I prelati del liberismo e i bachi del sistema
La rubrica di Hugo Dixon su Repubblica è un piccolo capolavoro di fede cieca. Ma la difesa che fa dei Fondi di private equity dovrebbe far riflettere i nostri responsabili della politica finanziaria sul ruolo di quegli “investitori istituzionali” tanto invocati e a cui viene in parte sacrificata la sicurezza delle pensioni
(20 mar 2007)
La rubrica “breakingviews” su Repubblica di ieri – curata da Hugo Dixon, ex responsabile dei commenti del Financial Times – faceva quasi tenerezza per i suoi atti di fede nel liberismo “senza se e senza ma”. Nella prima news analysis Mike Verdin, parlando del possibile intervento delle banche italiane per l’acquisto di Telecom Italia, osservava che “questa soluzione appagherebbe gli istinti protezionistici prevalenti in Italia”. Tra i maggiori operatori telefonici, infatti, la ex Omnitel è stata acquistata dall’inglese Vodafone, Wind che era dell’Enel ora è del gruppo egiziano Sawiris, Fastweb sta per essere acquisita (è in corso l’Opa) dalla Telecom svizzera, la H3G è cinese e Tele2 svedese. Accipicchia come siamo protezionisti!
La seconda analisi, di Simon Nixon, bacchetta i sindacati di tutto il mondo perché, riuniti a Parigi, se la sono presa con i Fondi di private equity, muovendo loro “le solite accuse: asset stripping (cioè spezzettare le aziende per venderle meglio, n.d.r.), indebitamento eccessivo, poche tasse”. Nixon dimentica di citare la strage di posti di lavoro. Ora, queste accuse saranno pure “le solite”, ma l’autore omette un dettaglio: sono pienamente giustificate.
Ma è sulla seconda parte del breve articolo che molti farebbero bene a meditare (soprattutto i responsabili della politica finanziaria). Se questo accade, osserva Nixon, è perché i gruppi quotati, le public company, sono meno capaci di questi Fondi di fare profitti e valorizzare adeguatamente le azioni. E come mai? Udite, udite: “La risposta è da ricercare negli azionisti del mercato pubblico (i famosi “investitori istituzionali”! n.d.r.), nella loro storica incapacità di esercitare un controllo effettivo, lasciando di fatto i vari Consigli di amministrazione liberi di gestire le aziende nell’interesse del management e del personale”.
Ora, in Italia da almeno trent’anni si piange sulla mancanza di investitori istituzionali affermando che sono indispensabili per esercitare un controllo effettivo sulle grandi imprese. Ma pare che dove il sistema è ben collaudato non ne siano tanto contenti. Nixon se la prende con “l’incapacità”, evidentemente generalizzata, e invoca “una nuova razza di investitori attivisti”, di cui fornisce ben due esempi. Insomma, è colpa degli uomini, mica del sistema. Il dubbio neanche lo sfiora.

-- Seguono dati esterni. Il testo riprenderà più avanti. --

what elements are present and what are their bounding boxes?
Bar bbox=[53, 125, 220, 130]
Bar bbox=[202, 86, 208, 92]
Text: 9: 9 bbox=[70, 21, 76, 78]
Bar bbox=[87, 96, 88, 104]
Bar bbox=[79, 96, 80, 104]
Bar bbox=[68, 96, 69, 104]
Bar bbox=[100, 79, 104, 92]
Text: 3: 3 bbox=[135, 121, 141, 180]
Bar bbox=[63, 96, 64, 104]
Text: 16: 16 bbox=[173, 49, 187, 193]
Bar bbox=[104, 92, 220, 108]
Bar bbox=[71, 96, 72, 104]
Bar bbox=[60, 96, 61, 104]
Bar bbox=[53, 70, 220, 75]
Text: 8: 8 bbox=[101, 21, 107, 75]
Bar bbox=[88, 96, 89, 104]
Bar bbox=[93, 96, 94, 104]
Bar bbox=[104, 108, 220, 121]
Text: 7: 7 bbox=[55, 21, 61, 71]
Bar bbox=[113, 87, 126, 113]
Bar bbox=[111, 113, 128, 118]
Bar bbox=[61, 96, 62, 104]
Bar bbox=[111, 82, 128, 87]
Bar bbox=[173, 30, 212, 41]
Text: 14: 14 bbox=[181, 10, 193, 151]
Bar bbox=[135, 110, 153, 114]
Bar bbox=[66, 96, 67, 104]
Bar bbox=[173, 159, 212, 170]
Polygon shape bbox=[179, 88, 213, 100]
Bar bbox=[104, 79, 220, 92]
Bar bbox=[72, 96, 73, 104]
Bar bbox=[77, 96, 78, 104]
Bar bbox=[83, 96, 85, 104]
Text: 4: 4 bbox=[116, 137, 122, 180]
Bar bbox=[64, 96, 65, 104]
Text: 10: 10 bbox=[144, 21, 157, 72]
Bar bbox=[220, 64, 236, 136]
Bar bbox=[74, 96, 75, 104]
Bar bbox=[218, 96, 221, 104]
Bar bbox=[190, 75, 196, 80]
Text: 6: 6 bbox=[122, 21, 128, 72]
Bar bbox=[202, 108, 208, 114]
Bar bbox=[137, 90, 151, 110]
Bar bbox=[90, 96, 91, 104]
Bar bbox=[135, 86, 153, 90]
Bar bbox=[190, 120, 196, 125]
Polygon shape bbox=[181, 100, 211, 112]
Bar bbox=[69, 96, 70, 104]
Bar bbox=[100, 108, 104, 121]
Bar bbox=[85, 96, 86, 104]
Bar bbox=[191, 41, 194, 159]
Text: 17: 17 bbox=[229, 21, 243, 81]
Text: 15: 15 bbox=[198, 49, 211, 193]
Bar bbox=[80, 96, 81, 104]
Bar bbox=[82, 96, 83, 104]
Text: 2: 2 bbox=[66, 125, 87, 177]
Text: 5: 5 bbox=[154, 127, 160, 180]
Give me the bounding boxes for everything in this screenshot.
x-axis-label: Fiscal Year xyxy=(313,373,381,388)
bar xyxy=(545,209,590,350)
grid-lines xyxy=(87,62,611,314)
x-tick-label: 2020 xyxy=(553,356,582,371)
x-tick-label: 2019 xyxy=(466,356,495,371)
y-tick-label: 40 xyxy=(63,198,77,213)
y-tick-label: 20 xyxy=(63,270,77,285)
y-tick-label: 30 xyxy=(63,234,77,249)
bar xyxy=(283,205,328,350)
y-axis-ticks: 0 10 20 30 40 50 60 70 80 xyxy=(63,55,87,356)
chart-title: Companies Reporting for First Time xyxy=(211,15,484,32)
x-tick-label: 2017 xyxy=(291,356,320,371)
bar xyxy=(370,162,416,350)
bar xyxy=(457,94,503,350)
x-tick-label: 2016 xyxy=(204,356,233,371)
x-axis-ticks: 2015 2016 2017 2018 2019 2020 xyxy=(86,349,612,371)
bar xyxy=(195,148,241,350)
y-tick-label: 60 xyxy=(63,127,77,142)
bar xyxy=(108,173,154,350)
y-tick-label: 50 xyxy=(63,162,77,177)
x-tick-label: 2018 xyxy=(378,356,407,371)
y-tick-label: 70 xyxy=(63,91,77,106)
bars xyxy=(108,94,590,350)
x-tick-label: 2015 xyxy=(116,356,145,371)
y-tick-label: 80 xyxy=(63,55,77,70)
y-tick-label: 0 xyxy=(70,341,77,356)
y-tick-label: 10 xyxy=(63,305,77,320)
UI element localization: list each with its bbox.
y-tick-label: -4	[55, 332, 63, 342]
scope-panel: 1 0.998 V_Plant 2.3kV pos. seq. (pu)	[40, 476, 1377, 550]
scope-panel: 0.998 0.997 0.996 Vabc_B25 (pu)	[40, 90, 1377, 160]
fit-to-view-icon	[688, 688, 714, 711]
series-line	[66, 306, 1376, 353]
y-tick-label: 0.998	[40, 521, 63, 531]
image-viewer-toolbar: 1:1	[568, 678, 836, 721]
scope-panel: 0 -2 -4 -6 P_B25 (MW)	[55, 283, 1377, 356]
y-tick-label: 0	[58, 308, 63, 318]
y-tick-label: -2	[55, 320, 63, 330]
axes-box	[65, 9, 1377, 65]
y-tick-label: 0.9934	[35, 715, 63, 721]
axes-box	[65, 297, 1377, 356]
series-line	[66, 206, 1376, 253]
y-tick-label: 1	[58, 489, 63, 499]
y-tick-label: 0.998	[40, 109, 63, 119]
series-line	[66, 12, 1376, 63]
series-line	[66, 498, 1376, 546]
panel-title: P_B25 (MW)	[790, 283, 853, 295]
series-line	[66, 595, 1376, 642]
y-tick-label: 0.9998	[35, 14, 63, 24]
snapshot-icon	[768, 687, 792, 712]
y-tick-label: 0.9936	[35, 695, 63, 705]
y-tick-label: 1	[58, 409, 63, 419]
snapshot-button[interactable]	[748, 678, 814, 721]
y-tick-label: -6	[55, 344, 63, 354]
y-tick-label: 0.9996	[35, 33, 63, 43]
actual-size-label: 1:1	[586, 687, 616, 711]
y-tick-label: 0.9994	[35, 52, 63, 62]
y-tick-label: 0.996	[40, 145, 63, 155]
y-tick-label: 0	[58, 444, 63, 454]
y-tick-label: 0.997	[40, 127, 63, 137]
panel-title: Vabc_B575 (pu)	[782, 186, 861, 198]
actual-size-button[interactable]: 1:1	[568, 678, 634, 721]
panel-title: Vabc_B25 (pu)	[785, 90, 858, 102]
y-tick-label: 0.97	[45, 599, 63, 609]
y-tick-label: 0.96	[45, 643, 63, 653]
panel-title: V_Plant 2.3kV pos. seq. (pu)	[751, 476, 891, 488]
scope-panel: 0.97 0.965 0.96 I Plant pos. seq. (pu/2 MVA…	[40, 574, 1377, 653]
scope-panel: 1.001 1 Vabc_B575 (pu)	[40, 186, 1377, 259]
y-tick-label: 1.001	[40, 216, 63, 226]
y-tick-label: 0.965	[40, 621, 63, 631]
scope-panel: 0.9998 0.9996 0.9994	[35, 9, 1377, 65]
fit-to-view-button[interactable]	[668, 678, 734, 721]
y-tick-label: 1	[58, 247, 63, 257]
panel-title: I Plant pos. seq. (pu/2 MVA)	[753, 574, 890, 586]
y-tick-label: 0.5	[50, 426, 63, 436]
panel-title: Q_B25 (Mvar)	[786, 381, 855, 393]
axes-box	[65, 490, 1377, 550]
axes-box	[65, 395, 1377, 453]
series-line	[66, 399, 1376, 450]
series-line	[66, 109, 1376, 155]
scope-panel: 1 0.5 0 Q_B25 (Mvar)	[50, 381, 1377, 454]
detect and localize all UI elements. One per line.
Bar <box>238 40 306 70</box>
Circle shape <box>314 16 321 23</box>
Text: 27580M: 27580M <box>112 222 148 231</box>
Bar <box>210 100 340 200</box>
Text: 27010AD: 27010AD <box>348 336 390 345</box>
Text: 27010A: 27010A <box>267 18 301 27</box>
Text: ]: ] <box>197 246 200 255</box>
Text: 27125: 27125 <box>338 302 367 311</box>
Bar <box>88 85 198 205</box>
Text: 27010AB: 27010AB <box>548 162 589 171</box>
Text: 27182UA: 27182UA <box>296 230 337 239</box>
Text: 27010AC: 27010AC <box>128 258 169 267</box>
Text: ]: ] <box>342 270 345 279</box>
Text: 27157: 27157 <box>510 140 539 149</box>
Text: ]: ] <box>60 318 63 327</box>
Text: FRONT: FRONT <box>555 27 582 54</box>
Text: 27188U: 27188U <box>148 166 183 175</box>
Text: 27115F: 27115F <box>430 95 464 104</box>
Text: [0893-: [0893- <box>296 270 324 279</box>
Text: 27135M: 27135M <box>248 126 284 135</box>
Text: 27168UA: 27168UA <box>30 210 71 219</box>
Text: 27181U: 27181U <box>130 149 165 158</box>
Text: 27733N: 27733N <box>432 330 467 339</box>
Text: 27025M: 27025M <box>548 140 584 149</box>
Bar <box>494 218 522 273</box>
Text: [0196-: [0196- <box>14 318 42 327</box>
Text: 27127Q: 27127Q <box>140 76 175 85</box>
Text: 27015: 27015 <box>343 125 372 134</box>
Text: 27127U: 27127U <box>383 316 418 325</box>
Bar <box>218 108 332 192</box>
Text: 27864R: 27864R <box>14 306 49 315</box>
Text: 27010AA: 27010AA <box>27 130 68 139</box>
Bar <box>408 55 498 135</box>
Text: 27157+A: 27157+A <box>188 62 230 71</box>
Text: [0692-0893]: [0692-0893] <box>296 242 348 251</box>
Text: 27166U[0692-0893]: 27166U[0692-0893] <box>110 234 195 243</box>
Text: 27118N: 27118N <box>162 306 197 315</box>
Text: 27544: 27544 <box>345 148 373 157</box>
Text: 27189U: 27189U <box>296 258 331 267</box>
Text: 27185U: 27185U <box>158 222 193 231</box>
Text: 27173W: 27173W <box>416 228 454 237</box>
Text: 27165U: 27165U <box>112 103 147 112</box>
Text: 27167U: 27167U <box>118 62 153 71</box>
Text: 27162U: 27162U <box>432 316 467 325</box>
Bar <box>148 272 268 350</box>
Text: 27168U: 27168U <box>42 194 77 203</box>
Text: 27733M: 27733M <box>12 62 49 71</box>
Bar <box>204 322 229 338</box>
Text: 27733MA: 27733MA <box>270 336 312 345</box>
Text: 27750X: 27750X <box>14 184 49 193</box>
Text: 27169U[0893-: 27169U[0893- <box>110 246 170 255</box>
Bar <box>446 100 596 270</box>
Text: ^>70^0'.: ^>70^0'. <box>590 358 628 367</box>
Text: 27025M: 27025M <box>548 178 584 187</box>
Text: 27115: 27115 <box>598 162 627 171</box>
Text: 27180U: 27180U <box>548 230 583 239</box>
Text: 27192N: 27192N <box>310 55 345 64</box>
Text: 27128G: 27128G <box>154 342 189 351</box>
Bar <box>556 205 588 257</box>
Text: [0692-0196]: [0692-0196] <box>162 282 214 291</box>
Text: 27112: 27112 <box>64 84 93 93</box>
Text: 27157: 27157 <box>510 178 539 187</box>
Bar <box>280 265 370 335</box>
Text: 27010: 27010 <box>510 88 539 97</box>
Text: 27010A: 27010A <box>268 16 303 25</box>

Lasciamogli volentieri le sue certezze, visto che non ha responsabilità di governo in Italia. A chi invece le ha ci piacerebbe che i dubbi venissero. Perché non vorremmo che dopo essercela presa tanto con il capitalismo familiare – che di sicuro ha i suoi difetti, specialmente quello italiano – ci toccasse tra vent’anni risentire altrettanti pianti, ma stavolta sull’aria intonata ieri da Nixon. Tra l’altro, uno dei motivi “forti” per cui si sostiene la necessità dei Fondi pensione è proprio questo, l’avere finalmente gli investitori istituzionali ( lo ha affermato più volte, tra gli altri, il governatore Mario Draghi). Abbiamo imboccato una strada che non è affatto certo che giovi al sistema delle imprese, mentre è certissimo che espone le pensioni dei lavoratori ai rischi finanziari. Due piccioni con una fava?